How I got hired by Grant Thornton
My dad worked in a bank, so I have been interested in business from a young age. I’ve always enjoyed maths and how numbers work too. I wasn’t entirely sure what I wanted to do after leaving school, but one of my teachers suggested accountancy; it suited me well and seemed like a logical fit.
Did you do any placements or internships?
I tried to get as much experience as I could prior to leaving university. I did a placement with PwC in the summer after second year and then did a six-week placement with Grant Thornton in the summer before graduating. My time at PwC definitely helped me in the interview for the placement here. The bit of experience I had in accountancy showed I had some knowledge and I was able to draw on real-life experiences.
I really enjoyed my placement with Grant Thornton and got offered a graduate job as a result. The organisation works with smaller clients, so I get to see more sections of the job I am working on rather than only one part.
Describe your job for us.
As an audit associate I work with the clients and try to corroborate the figures in their financial accounts. My job involves a lot of communication with clients, as they provide me with information I need. The size of the team varies depending on the job and time pressures – sometimes it can be one or two people and other times six. I travel quite a lot, as you have to go where the client is based. I’ve had some jobs that are across the road and one was in Norway!
What is the most exciting part of your job?
I really like going out and trying to get an understanding of how different businesses work. I’ve worked with a company that does duck farming and a company that manufactures sewage machinery – the clients are really varied.

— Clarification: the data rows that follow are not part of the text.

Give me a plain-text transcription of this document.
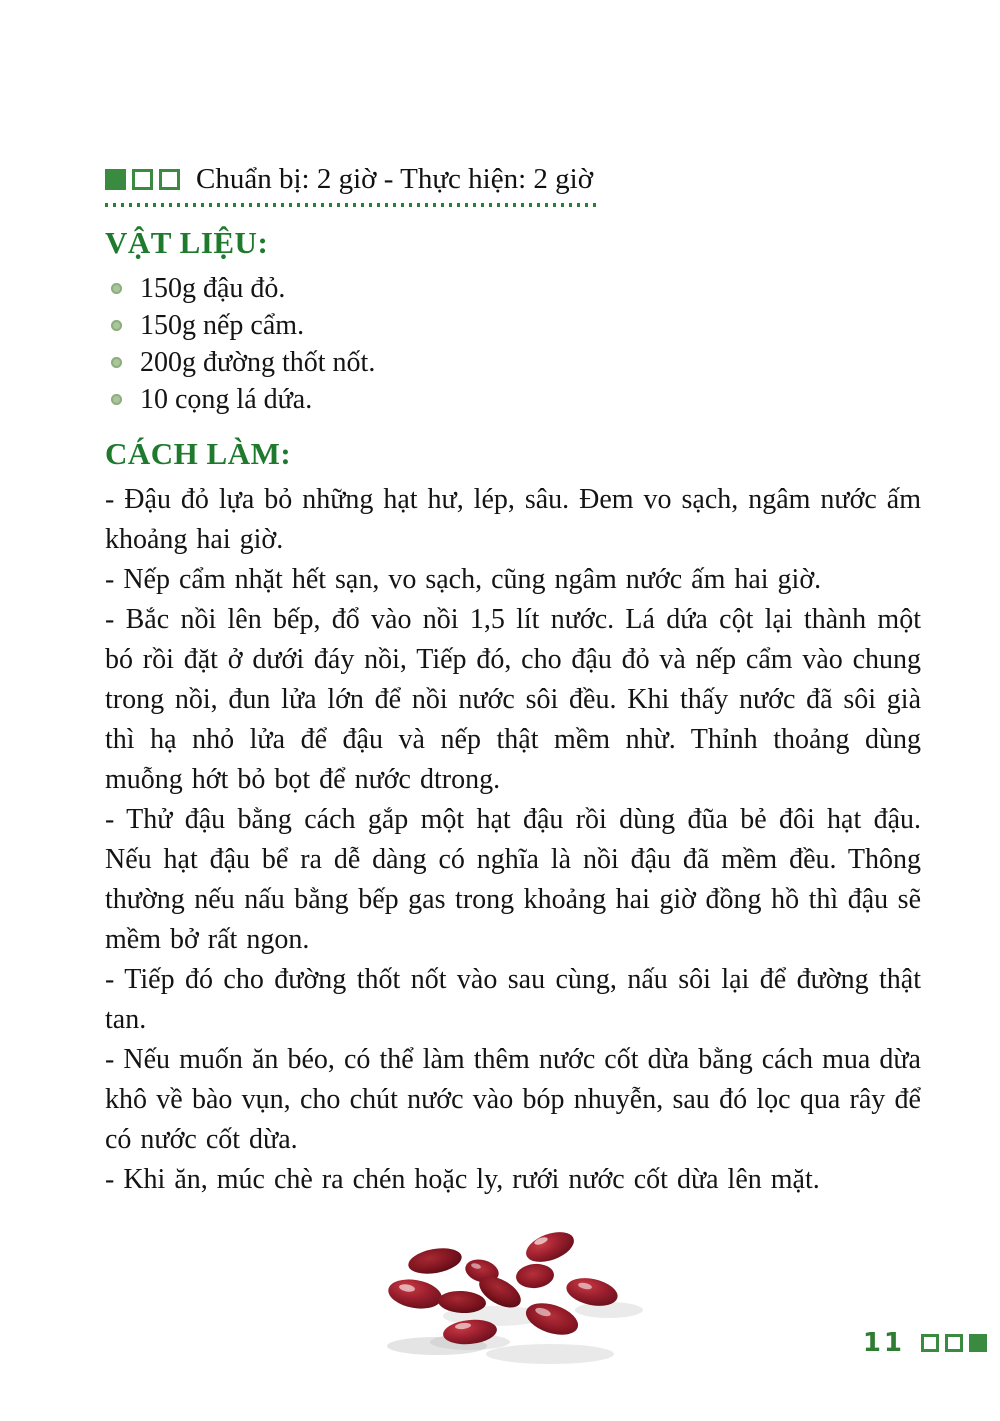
Chuẩn bị: 2 giờ - Thực hiện: 2 giờ
VẬT LIỆU:
150g đậu đỏ.
150g nếp cẩm.
200g đường thốt nốt.
10 cọng lá dứa.
CÁCH LÀM:

- Đậu đỏ lựa bỏ những hạt hư, lép, sâu. Đem vo sạch, ngâm nước ấm khoảng hai giờ.

- Nếp cẩm nhặt hết sạn, vo sạch, cũng ngâm nước ấm hai giờ.

- Bắc nồi lên bếp, đổ vào nồi 1,5 lít nước. Lá dứa cột lại thành một bó rồi đặt ở dưới đáy nồi, Tiếp đó, cho đậu đỏ và nếp cẩm vào chung trong nồi, đun lửa lớn để nồi nước sôi đều. Khi thấy nước đã sôi già thì hạ nhỏ lửa để đậu và nếp thật mềm nhừ. Thỉnh thoảng dùng muỗng hớt bỏ bọt để nước dtrong.

- Thử đậu bằng cách gắp một hạt đậu rồi dùng đũa bẻ đôi hạt đậu. Nếu hạt đậu bể ra dễ dàng có nghĩa là nồi đậu đã mềm đều. Thông thường nếu nấu bằng bếp gas trong khoảng hai giờ đồng hồ thì đậu sẽ mềm bở rất ngon.

- Tiếp đó cho đường thốt nốt vào sau cùng, nấu sôi lại để đường thật tan.

- Nếu muốn ăn béo, có thể làm thêm nước cốt dừa bằng cách mua dừa khô về bào vụn, cho chút nước vào bóp nhuyễn, sau đó lọc qua rây để có nước cốt dừa.

- Khi ăn, múc chè ra chén hoặc ly, rưới nước cốt dừa lên mặt.

11
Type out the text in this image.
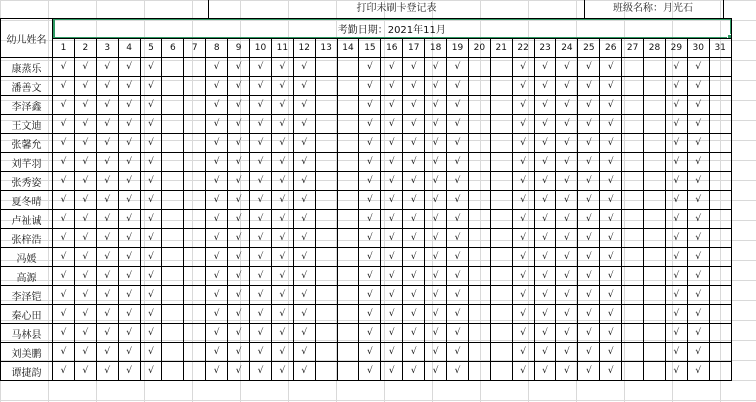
打印未刷卡登记表	班级名称：月光石
幼儿姓名	考勤日期：2021年11月																														
	1	2	3	4	5	6	7	8	9	10	11	12	13	14	15	16	17	18	19	20	21	22	23	24	25	26	27	28	29	30	31
康蒸乐	√	√	√	√	√			√	√	√	√	√			√	√	√	√	√			√	√	√	√	√			√	√	
潘善文	√	√	√	√	√			√	√	√	√	√			√	√	√	√	√			√	√	√	√	√			√	√	
李泽鑫	√	√	√	√	√			√	√	√	√	√			√	√	√	√	√			√	√	√	√	√			√	√	
王文迪	√	√	√	√	√			√	√	√	√	√			√	√	√	√	√			√	√	√	√	√			√	√	
张馨允	√	√	√	√	√			√	√	√	√	√			√	√	√	√	√			√	√	√	√	√			√	√	
刘芊羽	√	√	√	√	√			√	√	√	√	√			√	√	√	√	√			√	√	√	√	√			√	√	
张秀姿	√	√	√	√	√			√	√	√	√	√			√	√	√	√	√			√	√	√	√	√			√	√	
夏冬晴	√	√	√	√	√			√	√	√	√	√			√	√	√	√	√			√	√	√	√	√			√	√	
卢祉诚	√	√	√	√	√			√	√	√	√	√			√	√	√	√	√			√	√	√	√	√			√	√	
张梓浩	√	√	√	√	√			√	√	√	√	√			√	√	√	√	√			√	√	√	√	√			√	√	
冯媛	√	√	√	√	√			√	√	√	√	√			√	√	√	√	√			√	√	√	√	√			√	√	
高源	√	√	√	√	√			√	√	√	√	√			√	√	√	√	√			√	√	√	√	√			√	√	
李泽铠	√	√	√	√	√			√	√	√	√	√			√	√	√	√	√			√	√	√	√	√			√	√	
秦心田	√	√	√	√	√			√	√	√	√	√			√	√	√	√	√			√	√	√	√	√			√	√	
马林县	√	√	√	√	√			√	√	√	√	√			√	√	√	√	√			√	√	√	√	√			√	√	
刘美鹏	√	√	√	√	√			√	√	√	√	√			√	√	√	√	√			√	√	√	√	√			√	√	
谭捷韵	√	√	√	√	√			√	√	√	√	√			√	√	√	√	√			√	√	√	√	√			√	√	
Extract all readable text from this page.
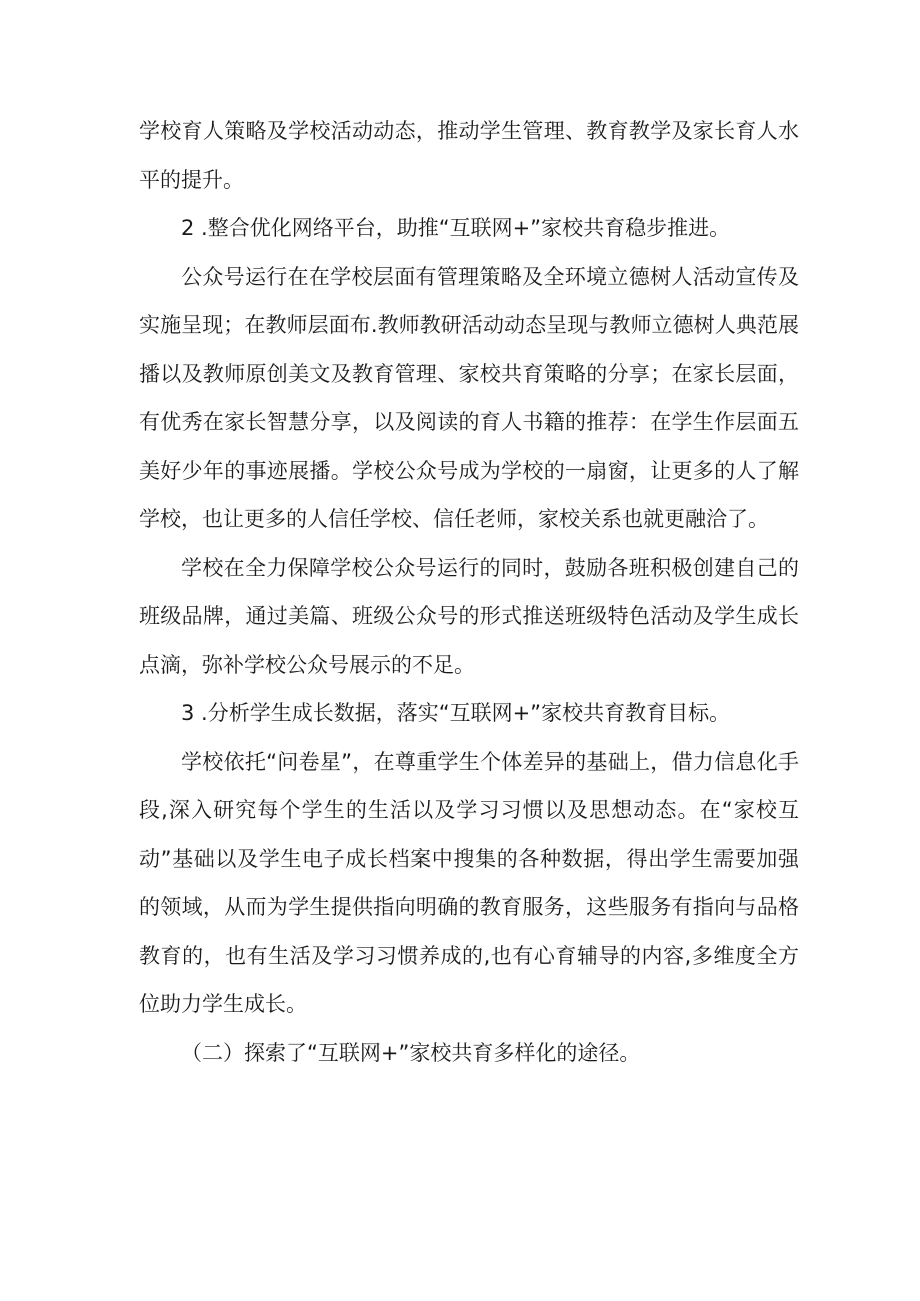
学校育人策略及学校活动动态，推动学生管理、教育教学及家长育人水平的提升。

2 .整合优化网络平台，助推“互联网+”家校共育稳步推进。

公众号运行在在学校层面有管理策略及全环境立德树人活动宣传及实施呈现；在教师层面布.教师教研活动动态呈现与教师立德树人典范展播以及教师原创美文及教育管理、家校共育策略的分享；在家长层面，有优秀在家长智慧分享，以及阅读的育人书籍的推荐：在学生作层面五美好少年的事迹展播。学校公众号成为学校的一扇窗，让更多的人了解学校，也让更多的人信任学校、信任老师，家校关系也就更融洽了。

学校在全力保障学校公众号运行的同时，鼓励各班积极创建自己的班级品牌，通过美篇、班级公众号的形式推送班级特色活动及学生成长点滴，弥补学校公众号展示的不足。

3 .分析学生成长数据，落实“互联网+”家校共育教育目标。

学校依托“问卷星”，在尊重学生个体差异的基础上，借力信息化手段,深入研究每个学生的生活以及学习习惯以及思想动态。在“家校互动”基础以及学生电子成长档案中搜集的各种数据，得出学生需要加强的领域，从而为学生提供指向明确的教育服务，这些服务有指向与品格教育的，也有生活及学习习惯养成的,也有心育辅导的内容,多维度全方位助力学生成长。

（二）探索了“互联网+”家校共育多样化的途径。
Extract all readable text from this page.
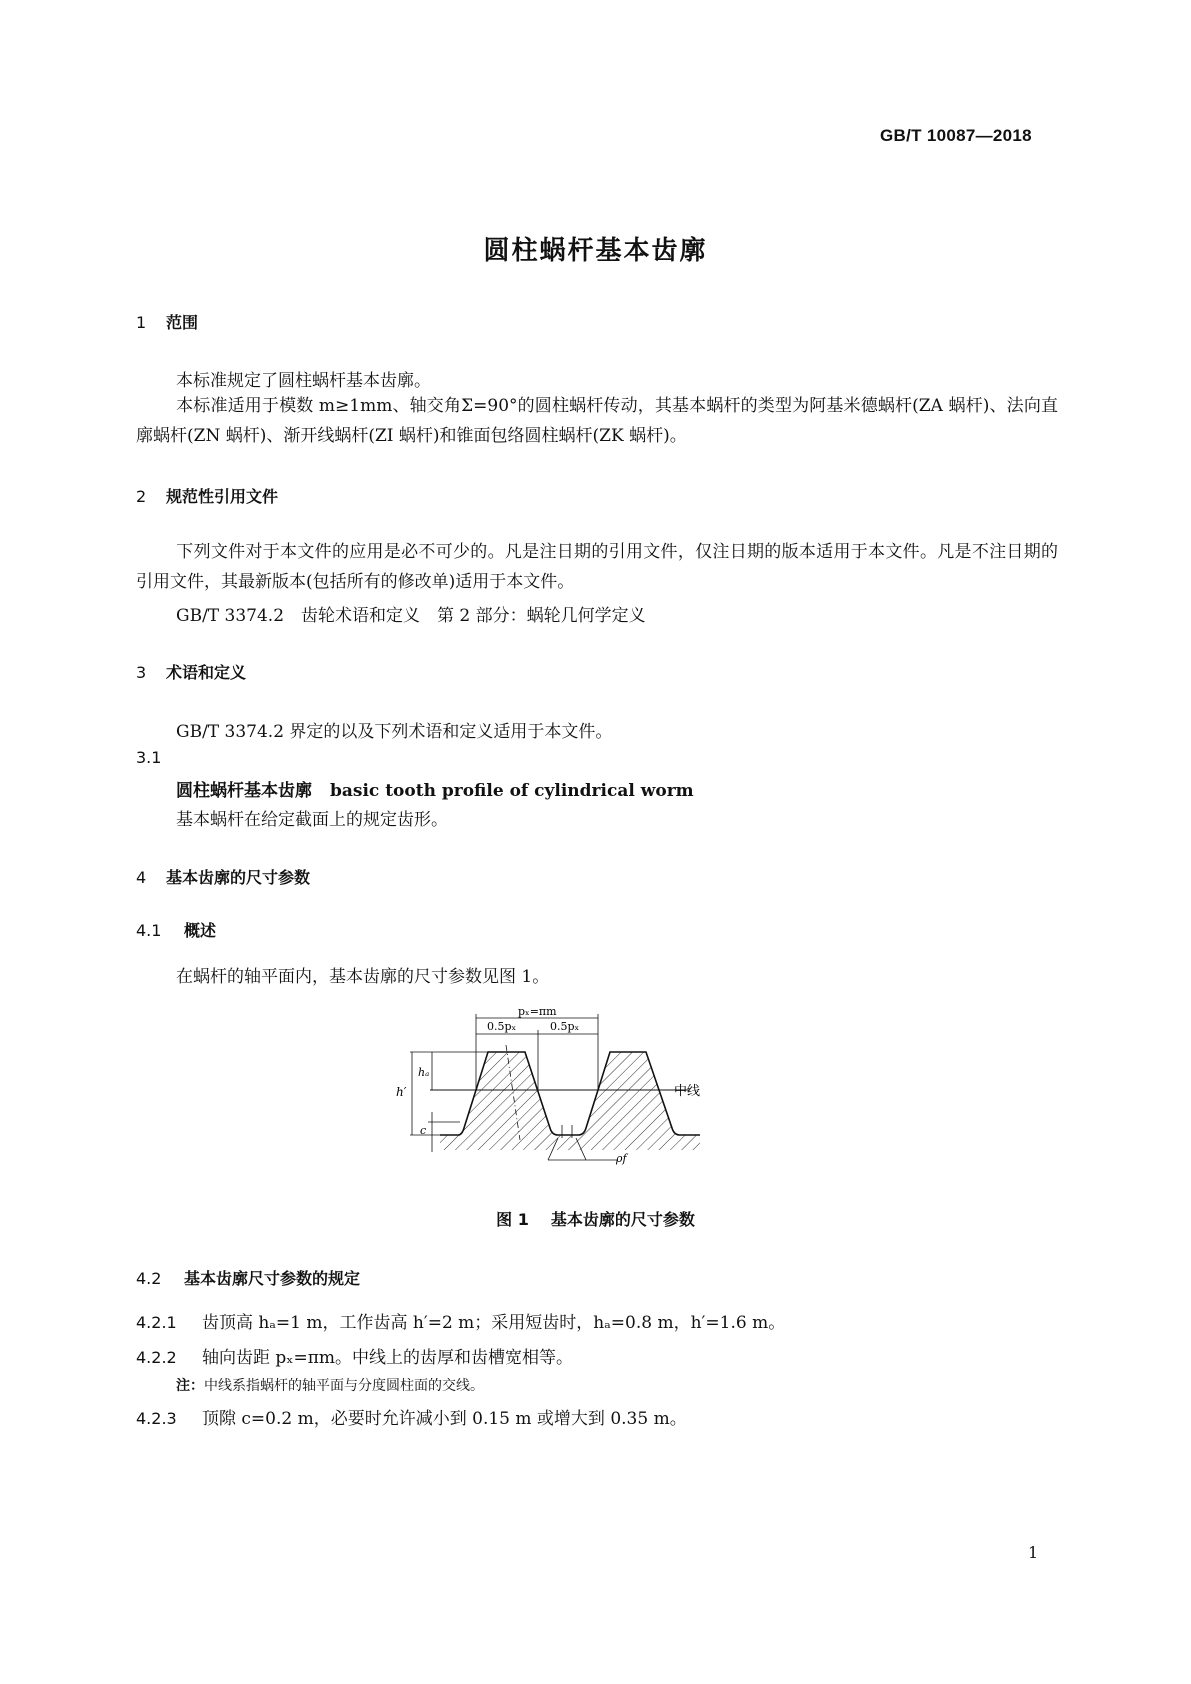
GB/T 10087—2018
圆柱蜗杆基本齿廓
1 范围
本标准规定了圆柱蜗杆基本齿廓。
本标准适用于模数 m≥1mm、轴交角Σ=90°的圆柱蜗杆传动，其基本蜗杆的类型为阿基米德蜗杆(ZA 蜗杆)、法向直廓蜗杆(ZN 蜗杆)、渐开线蜗杆(ZI 蜗杆)和锥面包络圆柱蜗杆(ZK 蜗杆)。
2 规范性引用文件
下列文件对于本文件的应用是必不可少的。凡是注日期的引用文件，仅注日期的版本适用于本文件。凡是不注日期的引用文件，其最新版本(包括所有的修改单)适用于本文件。
GB/T 3374.2　齿轮术语和定义　第 2 部分：蜗轮几何学定义
3 术语和定义
GB/T 3374.2 界定的以及下列术语和定义适用于本文件。
3.1
圆柱蜗杆基本齿廓 basic tooth profile of cylindrical worm
基本蜗杆在给定截面上的规定齿形。
4 基本齿廓的尺寸参数
4.1 概述
在蜗杆的轴平面内，基本齿廓的尺寸参数见图 1。
pₓ=πm
0.5pₓ	0.5pₓ
h′
hₐ
c
中线
ρf
图 1 基本齿廓的尺寸参数
4.2 基本齿廓尺寸参数的规定
4.2.1 齿顶高 hₐ=1 m，工作齿高 h′=2 m；采用短齿时，hₐ=0.8 m，h′=1.6 m。
4.2.2 轴向齿距 pₓ=πm。中线上的齿厚和齿槽宽相等。
注：中线系指蜗杆的轴平面与分度圆柱面的交线。
4.2.3 顶隙 c=0.2 m，必要时允许减小到 0.15 m 或增大到 0.35 m。
1
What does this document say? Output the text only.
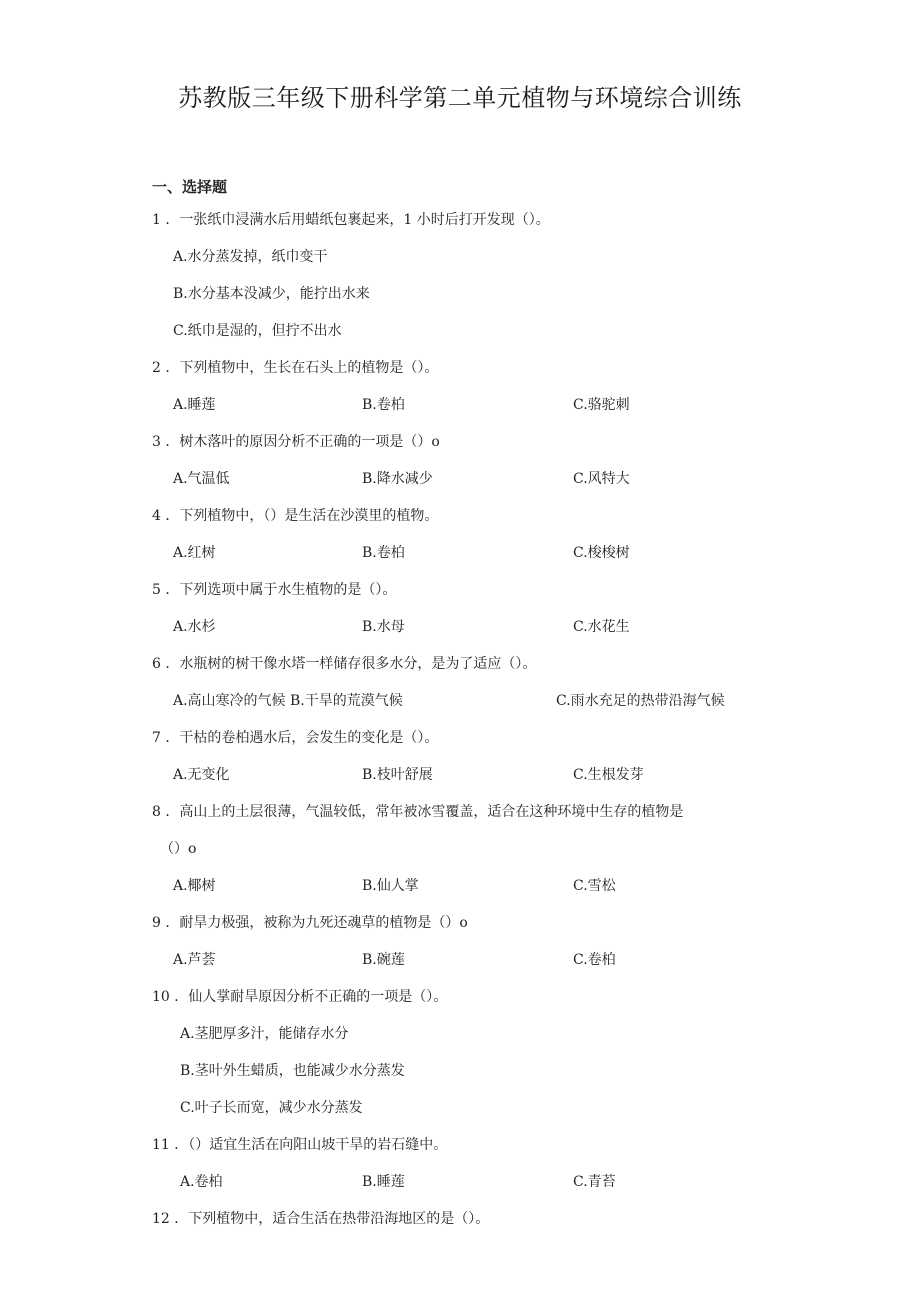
苏教版三年级下册科学第二单元植物与环境综合训练
一、选择题
1 ．一张纸巾浸满水后用蜡纸包裹起来，1 小时后打开发现（）。
A.水分蒸发掉，纸巾变干
B.水分基本没减少，能拧出水来
C.纸巾是湿的，但拧不出水
2 ．下列植物中，生长在石头上的植物是（）。
A.睡莲	B.卷柏	C.骆驼刺
3 ．树木落叶的原因分析不正确的一项是（）o
A.气温低	B.降水减少	C.风特大
4 ．下列植物中，（）是生活在沙漠里的植物。
A.红树	B.卷柏	C.梭梭树
5 ．下列选项中属于水生植物的是（）。
A.水杉	B.水母	C.水花生
6 ．水瓶树的树干像水塔一样储存很多水分，是为了适应（）。
A.高山寒冷的气候 B.干旱的荒漠气候	C.雨水充足的热带沿海气候
7 ．干枯的卷柏遇水后，会发生的变化是（）。
A.无变化	B.枝叶舒展	C.生根发芽
8 ．高山上的土层很薄，气温较低，常年被冰雪覆盖，适合在这种环境中生存的植物是
（）o
A.椰树	B.仙人掌	C.雪松
9 ．耐旱力极强，被称为九死还魂草的植物是（）o
A.芦荟	B.碗莲	C.卷柏
10 ．仙人掌耐旱原因分析不正确的一项是（）。
A.茎肥厚多汁，能储存水分
B.茎叶外生蜡质，也能减少水分蒸发
C.叶子长而宽，减少水分蒸发
11 ．（）适宜生活在向阳山坡干旱的岩石缝中。
A.卷柏	B.睡莲	C.青苔
12 ．下列植物中，适合生活在热带沿海地区的是（）。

What training and support have you received so far?
Training to become a fully chartered accountant is a big part of the job. Grant Thornton has a training manor house where we go for several days and learn skills needed for a new role. There are online mini-learning courses too, which means development is continual. As a graduate, you also have blocks of time where you study for a few weeks at college, then go back to work, then have revision time and then take your exams for your qualifications. It’s very structured.
Name the top three skills for a successful career in accountancy and financial management.
- Good use of Microsoft Excel – if you haven’t got a good understanding of Excel before you start, you’ll definitely have it very soon!
- An enquiring mind – you should always try to support information and never take it at face value.
- Interpersonal skills – you will have to engage with lots of different people and it’s important to build up good relationships with your clients.